+\end{keyword}
+
+\end{frontmatter}
+
+
+
+\section{Introduction}
+\label{sec.intro}
+The need for more computing power is continually increasing. To partially
+satisfy this need, most supercomputers constructors just put more computing
+nodes in their platform. The resulting platforms may achieve higher floating
+point operations per second (FLOPS), but the energy consumption and the heat
+dissipation are also increased. As an example, the Chinese supercomputer
+Tianhe-2 had the highest FLOPS in June 2015 according to the Top500 list
+\cite{TOP500_Supercomputers_Sites}. However, it was also the most power hungry
+platform with its over 3 million cores consuming around 17.8 megawatts.
+Moreover, according to the U.S. annual energy outlook 2015
+\cite{U.S_Annual.Energy.Outlook.2015}, the price of energy for 1 megawatt-hour
+was approximately equal to \$70. Therefore, the price of the energy consumed by
+the Tianhe-2 platform is approximately more than \$10 million each year. The
+computing platforms must be more energy efficient and offer the highest number
+of FLOPS per watt possible, such as the Shoubu-ExaScaler from RIKEN
+which became the top of the Green500 list in June 2015 \cite{Green500_List}.
+This heterogeneous platform executes more than 7 GFlops per watt while consuming
+50.32 kilowatts.
+
+Besides platform improvements, there are many software and hardware techniques
+to lower the energy consumption of these platforms, such as DVFS, scheduling and other techniques.
+ DVFS is a widely used process to reduce the energy consumption of a
+processor by lowering its frequency
+\cite{Rizvandi_Some.Observations.on.Optimal.Frequency}. However, it also reduces
+the number of FLOPS executed by the processor which may increase the execution
+time of the application running over that processor. Therefore, researchers use
+different optimization strategies to select the frequency that gives the best
+trade-off between the energy reduction and performance degradation ratio. In
+\cite{Our_first_paper} and \cite{pdsec2015}, a frequency selecting algorithm
+was proposed to reduce the energy consumption of message passing
+applications with iterations running over homogeneous and heterogeneous clusters respectively.
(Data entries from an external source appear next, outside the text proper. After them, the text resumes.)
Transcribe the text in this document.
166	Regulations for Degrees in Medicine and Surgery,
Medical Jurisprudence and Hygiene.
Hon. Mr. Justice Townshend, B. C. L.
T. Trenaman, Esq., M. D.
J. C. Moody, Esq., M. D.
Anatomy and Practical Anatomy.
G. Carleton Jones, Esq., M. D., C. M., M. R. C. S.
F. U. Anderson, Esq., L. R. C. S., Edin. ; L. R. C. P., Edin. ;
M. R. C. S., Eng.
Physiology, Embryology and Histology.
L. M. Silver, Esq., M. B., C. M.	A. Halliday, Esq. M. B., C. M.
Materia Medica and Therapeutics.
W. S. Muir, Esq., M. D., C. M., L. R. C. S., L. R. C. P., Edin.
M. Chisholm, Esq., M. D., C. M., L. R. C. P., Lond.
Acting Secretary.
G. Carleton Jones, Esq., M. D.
+The results of the experiments showed significant energy consumption
+reductions. All the experimental results were conducted over the SimGrid
+simulator \cite{SimGrid}, which offers easy tools to describe homogeneous and heterogeneous platforms, and to simulate the execution of message passing parallel
+applications over them.
+
+
+This paper presents the following contributions :
+\begin{enumerate}
+\item two new energy and performance models for message passing
+ synchronous applications with iterations running over a heterogeneous grid platform. Both models
+ take into account communications and slack times. The models can predict the
+ required energy and the execution time of the application.
+
+\item a new online frequency selecting algorithm for heterogeneous grid
+ platforms. The algorithm has a very small overhead and does not need any
+ training nor profiling. It uses a new optimization function which
+ simultaneously maximizes the performance and minimizes the energy consumption
+ of a message passing synchronous application with iterations. The algorithm was applied to the NAS
+parallel benchmarks and evaluated over a real testbed, the Grid'5000 platform
+\cite{grid5000}.
+
+\end{enumerate}
+
+
+
+This paper is organized as follows: Section~\ref{sec.relwork} presents some
+related works from other authors. Section~\ref{sec.exe} describes how the
+execution time of message passing programs can be predicted. It also presents
+an energy model that predicts the energy consumption of an application running
+over a grid platform. Section~\ref{sec.compet} presents the
+energy-performance objective function that maximizes the reduction of energy
+consumption while minimizing the degradation of the program's performance.
+Section~\ref{sec.optim} details the proposed frequencies selecting algorithm.
+Section~\ref{sec.expe} presents the results of applying the algorithm on the
+NAS parallel benchmarks and executing them on the Grid'5000 testbed.
+It also evaluates the algorithm over multi-core per node architectures and over three different power scenarios. Moreover, it shows the
+comparison results between the proposed method and an existing method. Finally,
+in Section~\ref{sec.concl} the paper ends with a summary and some future works.